First, the person must make, use, alter, or possess a false writing. Forged letters, altered school transcripts, and forged deeds for real estate are examples of false writings. An altered document could be considered forgery if the alterations are material.

The writing must have legal significance. The document must affect a party’s legal rights or obligations to have legal significance.

Documents with legal significance include government-issued documents, financial documents, transactional documents, estate documents, and works of art. They may include letters of reference, medical records, and checks.

The writing must be false and intended to defraud another party. For the writing to be false, it merely must contain a fabrication that materially alters the fundamental meaning of the document.

For example, someone changes the owner’s name on the title to a vehicle to sell a vehicle he or she does not own.

Embezzlement — Taking Property for Your Own Use

Embezzlement is one of the most common types of white collar crime. It involves taking money or property that does not belong to you for your own purposes. It is different from theft because the person taking the money or property is not doing so by force.

The crime of embezzlement involves using or exploiting a relationship to take money or property illegally. The owner of the property granted the person committing the crime access to the property. The perpetrator has permission to access the property or the money.

Embezzlement involves a breach of a fiduciary duty or trust. For example, a bookkeeper at a company takes a portion of the petty cash each month for her personal use.

An accountant with access to his clients’ financial accounts transfers money from the accounts to the accountant’s personal account.

Another example of embezzlement would be a public official using public funds for personal use or using public property for personal use. Legal guardians or trustees using money held for a minor for the benefit of the guardian or trustee.

Embezzlement can be difficult to track for a couple of reasons.
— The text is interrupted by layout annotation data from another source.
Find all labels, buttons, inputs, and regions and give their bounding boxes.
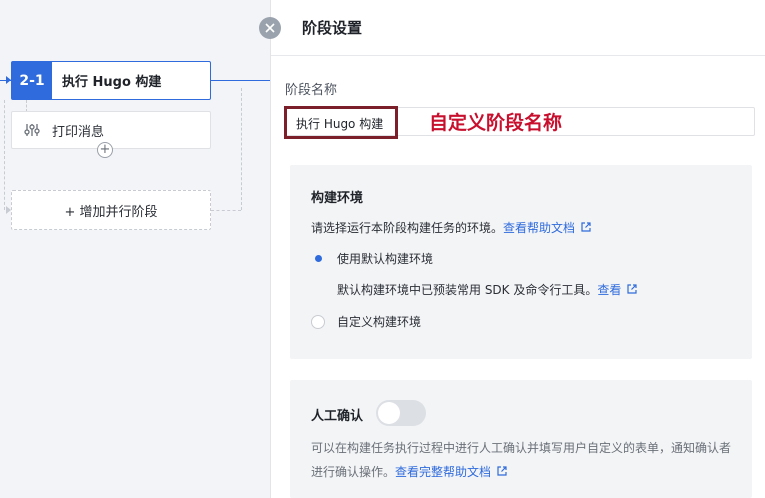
manual-confirm-title: 人工确认 (311, 409, 364, 424)
view-link[interactable]: 查看 (597, 283, 621, 297)
close-icon[interactable] (259, 17, 281, 39)
manual-confirm-description: 可以在构建任务执行过程中进行人工确认并填写用户自定义的表单，通知确认者进行确认操… (311, 436, 741, 485)
default-env-note: 默认构建环境中已预装常用 SDK 及命令行工具。查看 (337, 281, 637, 298)
parallel-branch-bottom (211, 210, 241, 211)
toggle-knob (378, 402, 400, 424)
add-task-button[interactable]: + (97, 142, 113, 158)
stage-number: 2-1 (12, 62, 52, 99)
task-label: 打印消息 (52, 124, 105, 140)
radio-unselected[interactable] (311, 314, 325, 329)
highlight-box (284, 106, 398, 139)
manual-confirm-toggle[interactable] (376, 400, 426, 426)
parallel-branch-line (4, 100, 5, 210)
external-link-icon (581, 222, 591, 235)
radio-selected[interactable] (311, 252, 325, 266)
full-help-link[interactable]: 查看完整帮助文档 (395, 465, 491, 479)
build-env-description: 请选择运行本阶段构建任务的环境。查看帮助文档 (311, 219, 591, 236)
task-card[interactable]: 打印消息 (11, 111, 211, 149)
build-env-section: 构建环境 请选择运行本阶段构建任务的环境。查看帮助文档 使用默认构建环境 默认构… (290, 165, 752, 359)
custom-env-label: 自定义构建环境 (337, 315, 422, 329)
sliders-icon (12, 123, 52, 137)
custom-env-option[interactable]: 自定义构建环境 (311, 313, 421, 330)
parallel-branch-right (241, 88, 242, 210)
stage-out-connector (211, 80, 270, 81)
annotation-text: 自定义阶段名称 (429, 112, 563, 134)
stage-card[interactable]: 2-1 执行 Hugo 构建 (11, 61, 211, 100)
default-env-label: 使用默认构建环境 (337, 252, 434, 266)
pipeline-canvas: 2-1 执行 Hugo 构建 打印消息 + + 增加并行阶段 (0, 0, 270, 498)
stage-title: 执行 Hugo 构建 (62, 75, 162, 90)
manual-confirm-section: 人工确认 可以在构建任务执行过程中进行人工确认并填写用户自定义的表单，通知确认者… (290, 380, 752, 498)
panel-title: 阶段设置 (271, 0, 765, 56)
stage-name-label: 阶段名称 (285, 83, 338, 98)
default-env-option[interactable]: 使用默认构建环境 (311, 250, 433, 267)
external-link-icon (497, 461, 507, 485)
external-link-icon (627, 284, 637, 297)
add-parallel-stage-button[interactable]: + 增加并行阶段 (11, 190, 211, 230)
help-doc-link[interactable]: 查看帮助文档 (503, 221, 575, 235)
build-env-title: 构建环境 (311, 191, 364, 206)
stage-settings-panel: 阶段设置 阶段名称 执行 Hugo 构建 自定义阶段名称 构建环境 请选择运行本… (270, 0, 765, 498)
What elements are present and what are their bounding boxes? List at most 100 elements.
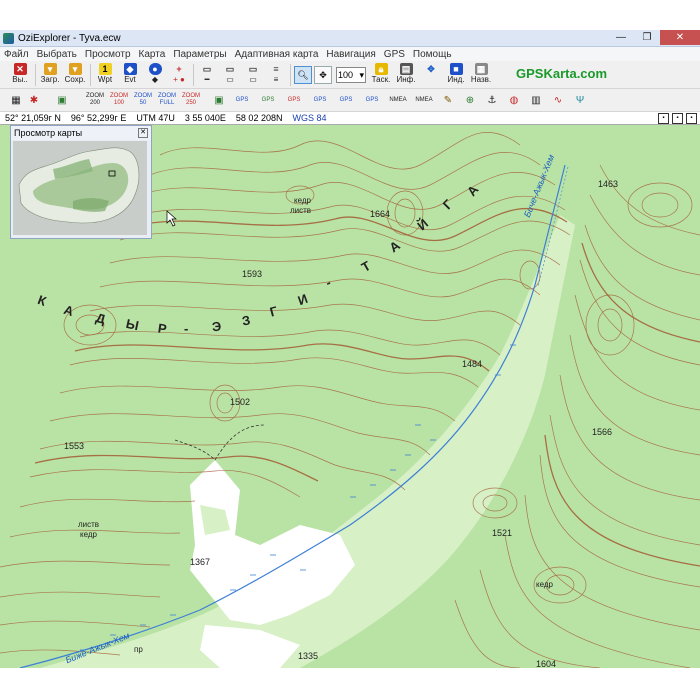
save-icon: ▾ — [68, 63, 82, 75]
show-icon-1: ▭ — [202, 64, 212, 74]
pan-tool-button[interactable]: ✥ — [314, 66, 332, 84]
menu-gps[interactable]: GPS — [380, 49, 409, 60]
save-button[interactable]: ▾ Сохр. — [63, 63, 87, 87]
zoom-level-select[interactable]: 100 ▾ — [336, 67, 366, 83]
gps-button-5[interactable]: GPS — [334, 92, 358, 108]
info-button[interactable]: ▤ Инф. — [394, 63, 418, 87]
indicator-button[interactable]: ■ Инд. — [444, 63, 468, 87]
status-icons: ▪ ▪ ▪ — [658, 112, 700, 124]
close-icon[interactable]: ✕ — [138, 128, 148, 138]
show-button-1[interactable]: ▭ ━ — [196, 63, 218, 87]
elevation-label: 1566 — [592, 427, 613, 437]
map-overview-panel[interactable]: Просмотр карты ✕ — [10, 125, 152, 239]
toolbar-separator — [90, 64, 91, 86]
forest-label: кедр — [294, 196, 311, 205]
gps-button-4[interactable]: GPS — [308, 92, 332, 108]
waypoint-icon: 1 — [98, 63, 112, 75]
gps-button-3[interactable]: GPS — [282, 92, 306, 108]
close-button[interactable]: ✕ — [660, 30, 700, 45]
show-icon-3: ▭ — [248, 64, 258, 74]
gps-device-button[interactable]: ▣ — [210, 92, 228, 108]
save-icon[interactable]: ▪ — [658, 112, 669, 124]
screen-icon[interactable]: ▪ — [686, 112, 697, 124]
track-tools-button[interactable]: + + ● — [168, 63, 190, 87]
antenna-button[interactable]: Ψ — [570, 92, 590, 108]
elevation-label: 1553 — [64, 441, 85, 451]
menu-file[interactable]: Файл — [0, 49, 33, 60]
map-view[interactable]: К А Д Ы Р - Э З Г И - Т А Й Г А 1463 166… — [0, 125, 700, 668]
arrows-icon: ✥ — [427, 64, 435, 74]
route-icon: ● — [148, 63, 162, 75]
range-name-letter: Р — [156, 320, 168, 337]
maximize-button[interactable]: ❐ — [634, 30, 660, 45]
compass-button[interactable]: ✱ — [26, 92, 42, 108]
menu-map[interactable]: Карта — [135, 49, 170, 60]
minimize-button[interactable]: — — [608, 30, 634, 45]
gps-button-6[interactable]: GPS — [360, 92, 384, 108]
event-icon: ◆ — [123, 63, 137, 75]
elevation-label: 1463 — [598, 179, 619, 189]
elevation-label: 1502 — [230, 397, 251, 407]
menu-view[interactable]: Просмотр — [81, 49, 135, 60]
waypoint-button[interactable]: 1 Wpt — [93, 63, 117, 87]
easting-readout: 3 55 040E — [184, 113, 226, 123]
anchor-button[interactable]: ⚓︎ — [482, 92, 502, 108]
target-button[interactable]: ⊕ — [460, 92, 480, 108]
show-button-4[interactable]: ≡ ≡ — [265, 63, 287, 87]
chart-button[interactable]: ▥ — [526, 92, 546, 108]
zoom-tool-button[interactable]: 🔍︎ — [294, 66, 312, 84]
name-button[interactable]: ▦ Назв. — [469, 63, 493, 87]
show-sub-icon-3: ▭ — [249, 75, 257, 84]
zoom-50-button[interactable]: ZOOM 50 — [132, 92, 154, 108]
menu-select[interactable]: Выбрать — [33, 49, 81, 60]
menu-navigation[interactable]: Навигация — [322, 49, 379, 60]
lifebuoy-button[interactable]: ◍ — [504, 92, 524, 108]
gps-button-2[interactable]: GPS — [256, 92, 280, 108]
app-icon — [3, 32, 14, 44]
print-icon[interactable]: ▪ — [672, 112, 683, 124]
menu-bar: Файл Выбрать Просмотр Карта Параметры Ад… — [0, 47, 700, 61]
zoom-250-button[interactable]: ZOOM 250 — [180, 92, 202, 108]
zoom-100-button[interactable]: ZOOM 100 — [108, 92, 130, 108]
gps-button-1[interactable]: GPS — [230, 92, 254, 108]
navigation-arrows-button[interactable]: ✥ — [419, 63, 443, 87]
zoom-full-button[interactable]: ZOOM FULL — [156, 92, 178, 108]
nmea-button-2[interactable]: NMEA — [412, 92, 436, 108]
exit-icon: ✕ — [13, 63, 27, 75]
route-button[interactable]: ● ◆ — [143, 63, 167, 87]
pen-button[interactable]: ✎ — [438, 92, 458, 108]
route-sub-icon: ◆ — [151, 75, 159, 84]
graph-button[interactable]: ∿ — [548, 92, 568, 108]
info-icon: ▤ — [399, 63, 413, 75]
overview-title: Просмотр карты — [14, 128, 83, 138]
tracking-button[interactable]: 🔒︎ Таск. — [369, 63, 393, 87]
forest-label: пр — [134, 645, 143, 654]
track-tools-icon: + — [176, 64, 182, 74]
zoom-200-button[interactable]: ZOOM 200 — [84, 92, 106, 108]
show-sub-icon-2: ▭ — [226, 75, 234, 84]
menu-help[interactable]: Помощь — [409, 49, 456, 60]
menu-parameters[interactable]: Параметры — [169, 49, 230, 60]
menu-adaptive-map[interactable]: Адаптивная карта — [231, 49, 323, 60]
exit-button[interactable]: ✕ Вы.. — [8, 63, 32, 87]
toolbar-separator — [290, 64, 291, 86]
toolbar-separator — [35, 64, 36, 86]
show-icon-2: ▭ — [225, 64, 235, 74]
event-button[interactable]: ◆ Evt — [118, 63, 142, 87]
nmea-button-1[interactable]: NMEA — [386, 92, 410, 108]
elevation-label: 1484 — [462, 359, 483, 369]
window-title: OziExplorer - Tyva.ecw — [18, 32, 121, 44]
layers-button[interactable]: ▣ — [52, 92, 72, 108]
northing-readout: 58 02 208N — [235, 113, 283, 123]
grid-button[interactable]: ▦ — [8, 92, 24, 108]
load-button[interactable]: ▾ Загр. — [38, 63, 62, 87]
window-controls: — ❐ ✕ — [608, 30, 700, 46]
show-button-3[interactable]: ▭ ▭ — [242, 63, 264, 87]
show-button-2[interactable]: ▭ ▭ — [219, 63, 241, 87]
show-sub-icon-4: ≡ — [273, 75, 279, 84]
hand-icon: ✥ — [319, 69, 327, 80]
show-icon-4: ≡ — [273, 64, 279, 74]
elevation-label: 1604 — [536, 659, 557, 668]
overview-minimap[interactable] — [13, 141, 147, 235]
app-window: OziExplorer - Tyva.ecw — ❐ ✕ Файл Выбрат… — [0, 30, 700, 668]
First, the person usually takes a small amount of money that is not likely to be missed.

Second, because the person has authority and control of the money, the person can hide the embezzlement until someone performs an audit.

Penalties for White Collar Crimes

The criminal penalties for white collar crimes vary. Factors that impact sentencing include the type of crime, the amount of money or property involved, and whether the crime is charged as a federal or state crime.

However, penalties for white collar crimes might include:

  • Jail or prison sentences
  • Fines
  • Restitution
  • Probation
  • Forfeitures
  • Home detention

Some of the penalties for white-collar crimes are severe. It can be a wise choice to seek legal counsel so that you understand the criminal charges and the potential penalties for a conviction.